My wife was an Ohio State cheerleader and an avid basketball fan. Her support through the tough years has been unending. My son became a head coach for five years. My two girls were cheerleaders in high school and truly gave me understanding when Maumee and Perrysburg [where they cheered] played. No way would I still be at it without them.

In the beginning I thought one needed a great record to move to the collegiate level. That was my goal. So I moved often trying to win at what I thought was better hoops. Once in college, I was disillusioned. I hated recruiting and traveling and being away from my family. Two weeks after taking the Maumee job I turned down an assistant position at Minnesota. I have often wondered what that may have led to. Finally, it became time to retire from Maumee. Jim Fish at Maumee Valley, my neighbor of 13 years, asked me to join his Hawk family.I still enjoy the competition.
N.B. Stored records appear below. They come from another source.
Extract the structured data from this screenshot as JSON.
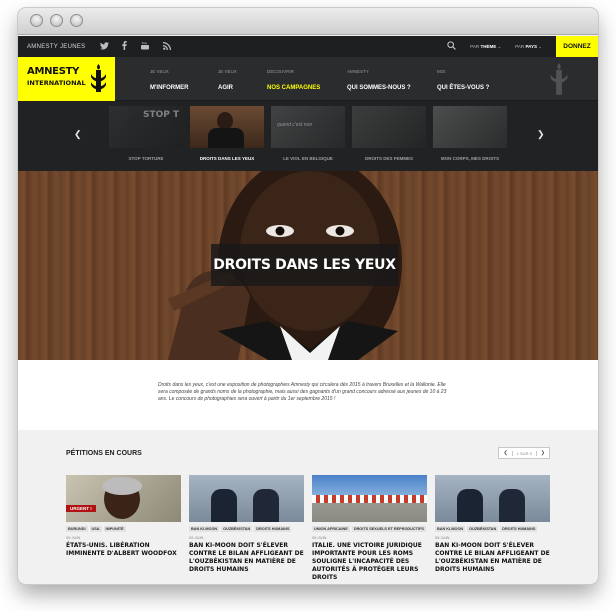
{
  "topbar": {
    "brand": "AMNESTY JEUNES",
    "social": [
      "twitter-icon",
      "facebook-icon",
      "youtube-icon",
      "rss-icon"
    ],
    "theme_prefix": "PAR",
    "theme_label": "THÈME",
    "country_prefix": "PAR",
    "country_label": "PAYS",
    "donate": "DONNEZ"
  },
  "logo": {
    "line1": "AMNESTY",
    "line2": "INTERNATIONAL"
  },
  "nav": [
    {
      "small": "JE VEUX",
      "label": "M'INFORMER"
    },
    {
      "small": "JE VEUX",
      "label": "AGIR"
    },
    {
      "small": "DÉCOUVRIR",
      "label": "NOS CAMPAGNES"
    },
    {
      "small": "AMNESTY",
      "label": "QUI SOMMES-NOUS ?"
    },
    {
      "small": "MOI",
      "label": "QUI ÊTES-VOUS ?"
    }
  ],
  "carousel": {
    "items": [
      {
        "label": "STOP TORTURE",
        "caption": "STOP T"
      },
      {
        "label": "DROITS DANS LES YEUX"
      },
      {
        "label": "LE VIOL EN BELGIQUE",
        "caption": "quand c'est non"
      },
      {
        "label": "DROITS DES FEMMES"
      },
      {
        "label": "MON CORPS, MES DROITS"
      }
    ]
  },
  "hero": {
    "title": "DROITS DANS LES YEUX"
  },
  "intro": {
    "text": "Droits dans les yeux, c'est une exposition de photographies Amnesty qui circulera dès 2015 à travers Bruxelles et la Wallonie. Elle sera composée de grands noms de la photographie, mais aussi des gagnants d'un grand concours adressé aux jeunes de 10 à 23 ans. Le concours de photographies sera ouvert à partir du 1er septembre 2015 !"
  },
  "petitions": {
    "title": "PÉTITIONS EN COURS",
    "pager": "1 SUR 3",
    "cards": [
      {
        "tags": [
          "BURUNDI",
          "USA",
          "IMPUNITÉ"
        ],
        "date": "05 JUIN",
        "title": "ÉTATS-UNIS. LIBÉRATION IMMINENTE D'ALBERT WOODFOX",
        "badge": "URGENT !"
      },
      {
        "tags": [
          "BAN KI-MOON",
          "OUZBÉKISTAN",
          "DROITS HUMAINS"
        ],
        "date": "05 JUIN",
        "title": "BAN KI-MOON DOIT S'ÉLEVER CONTRE LE BILAN AFFLIGEANT DE L'OUZBÉKISTAN EN MATIÈRE DE DROITS HUMAINS"
      },
      {
        "tags": [
          "UNION AFRICAINE",
          "DROITS SEXUELS ET REPRODUCTIFS"
        ],
        "date": "05 JUIN",
        "title": "ITALIE. UNE VICTOIRE JURIDIQUE IMPORTANTE POUR LES ROMS SOULIGNE L'INCAPACITÉ DES AUTORITÉS À PROTÉGER LEURS DROITS"
      },
      {
        "tags": [
          "BAN KI-MOON",
          "OUZBÉKISTAN",
          "DROITS HUMAINS"
        ],
        "date": "05 JUIN",
        "title": "BAN KI-MOON DOIT S'ÉLEVER CONTRE LE BILAN AFFLIGEANT DE L'OUZBÉKISTAN EN MATIÈRE DE DROITS HUMAINS"
      }
    ]
  },
  "colors": {
    "accent": "#ffff00",
    "dark": "#1d1f21",
    "urgent": "#b11212"
  }
}
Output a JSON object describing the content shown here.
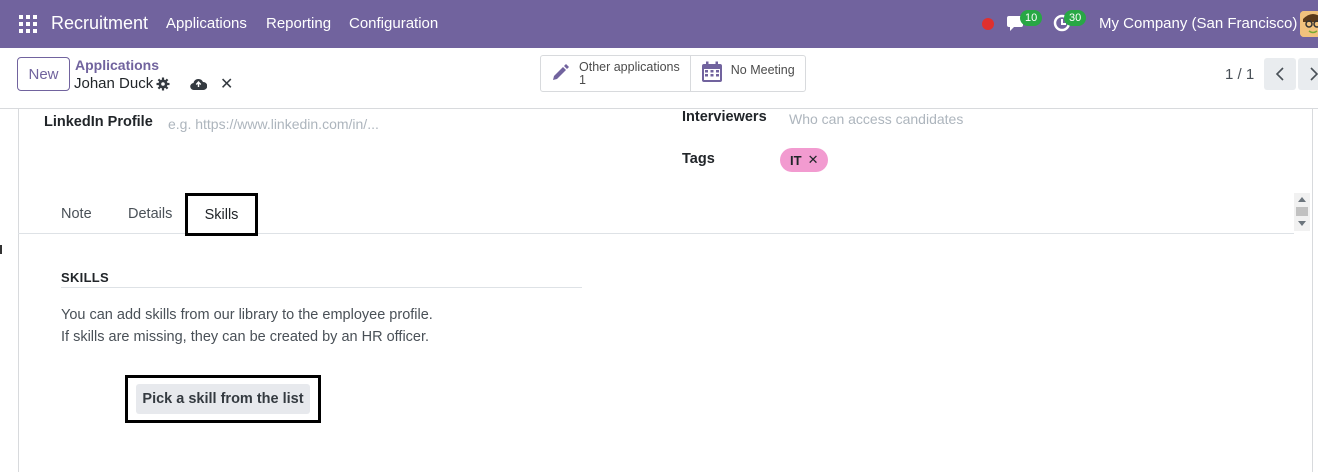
{
  "navbar": {
    "brand": "Recruitment",
    "menu": [
      "Applications",
      "Reporting",
      "Configuration"
    ],
    "messages_count": "10",
    "activities_count": "30",
    "company": "My Company (San Francisco)"
  },
  "control": {
    "new_label": "New",
    "breadcrumb_parent": "Applications",
    "breadcrumb_current": "Johan Duck",
    "smart_buttons": [
      {
        "label": "Other applications",
        "value": "1",
        "icon": "pencil-icon"
      },
      {
        "label": "No Meeting",
        "icon": "calendar-icon"
      }
    ],
    "pager": "1 / 1"
  },
  "form": {
    "linkedin_label": "LinkedIn Profile",
    "linkedin_placeholder": "e.g. https://www.linkedin.com/in/...",
    "interviewers_label": "Interviewers",
    "interviewers_placeholder": "Who can access candidates",
    "tags_label": "Tags",
    "tags": [
      "IT"
    ],
    "tabs": [
      "Note",
      "Details",
      "Skills"
    ],
    "active_tab": "Skills"
  },
  "skills": {
    "title": "SKILLS",
    "help_line1": "You can add skills from our library to the employee profile.",
    "help_line2": "If skills are missing, they can be created by an HR officer.",
    "pick_button": "Pick a skill from the list"
  },
  "colors": {
    "navbar": "#71639e",
    "tag": "#f29bd0",
    "badge": "#28a745"
  }
}
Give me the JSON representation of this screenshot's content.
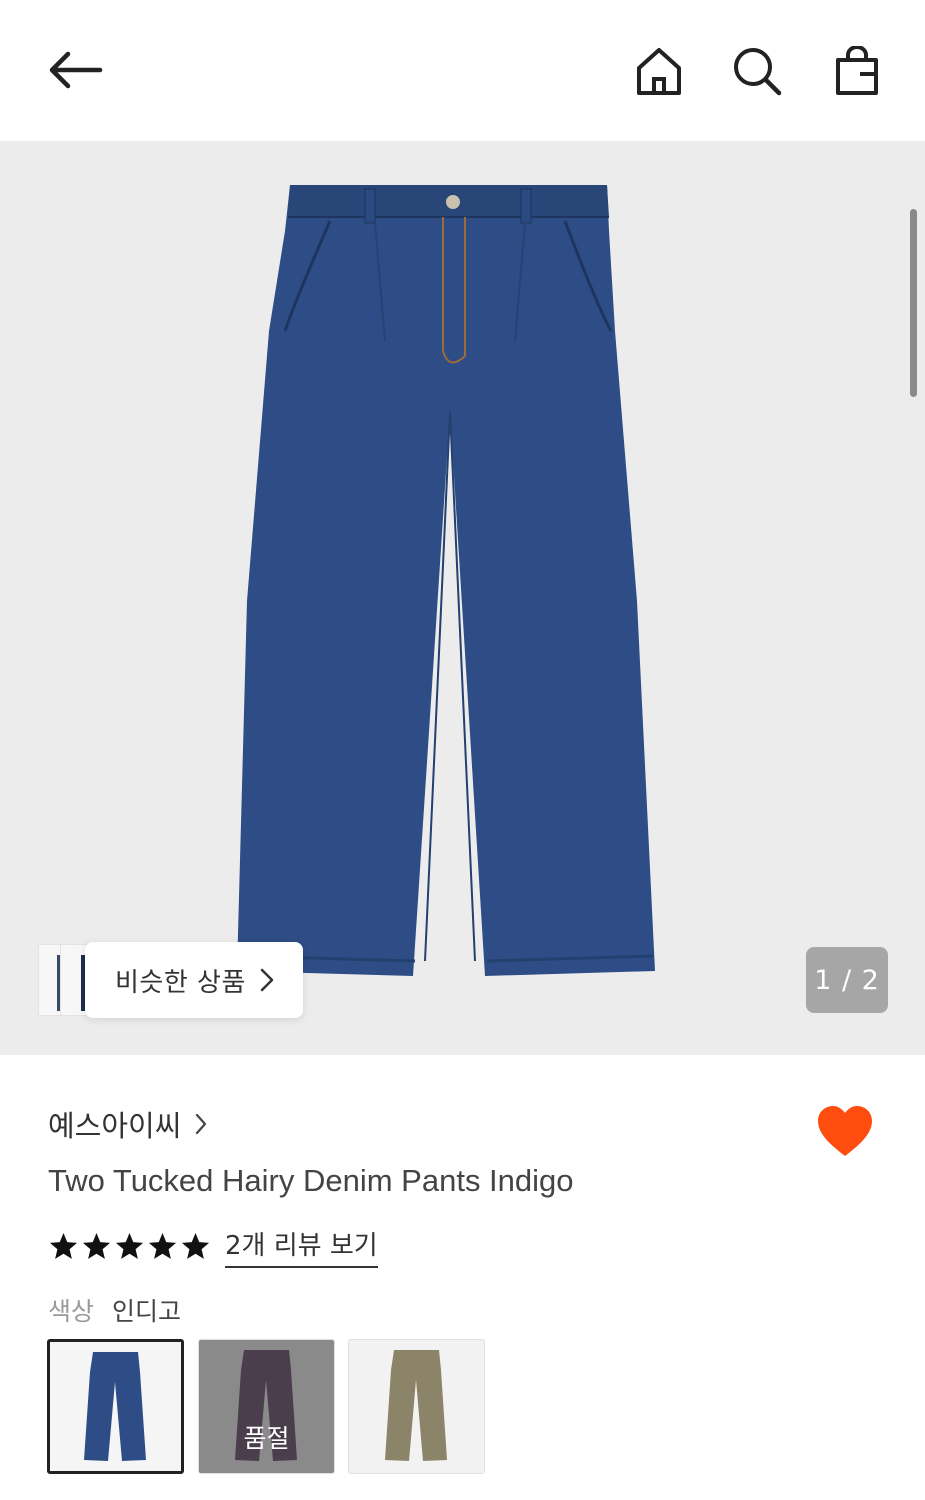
{
  "header": {
    "back_icon": "back-arrow-icon",
    "home_icon": "home-icon",
    "search_icon": "search-icon",
    "bag_icon": "shopping-bag-icon"
  },
  "gallery": {
    "similar_label": "비슷한 상품",
    "page_indicator": "1 / 2",
    "denim_color": "#2e4d86"
  },
  "product": {
    "brand": "예스아이씨",
    "title": "Two Tucked Hairy Denim Pants Indigo",
    "rating": 5,
    "review_link": "2개 리뷰 보기",
    "color_key": "색상",
    "color_value": "인디고",
    "heart_color": "#ff4d0f",
    "swatches": [
      {
        "color": "#2e4d86",
        "selected": true,
        "sold_out": false
      },
      {
        "color": "#4a3d4c",
        "selected": false,
        "sold_out": true,
        "sold_out_label": "품절"
      },
      {
        "color": "#8c8468",
        "selected": false,
        "sold_out": false
      }
    ]
  }
}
The biggest changes have been much more five-man movement on offense. There's longer-range shooting because of the 3-point line, and pressure help-side defense. I like to think my teams have always played solid defense first, and I think we still do. There are three kinds of teams you must play. One is a team you know you are physically better than, and you press and run. Two is a team you are about equal to, and you must execute the little things better than they do to assure victory.Three is a team that is better physically than your team, and you tempo the game. This still works.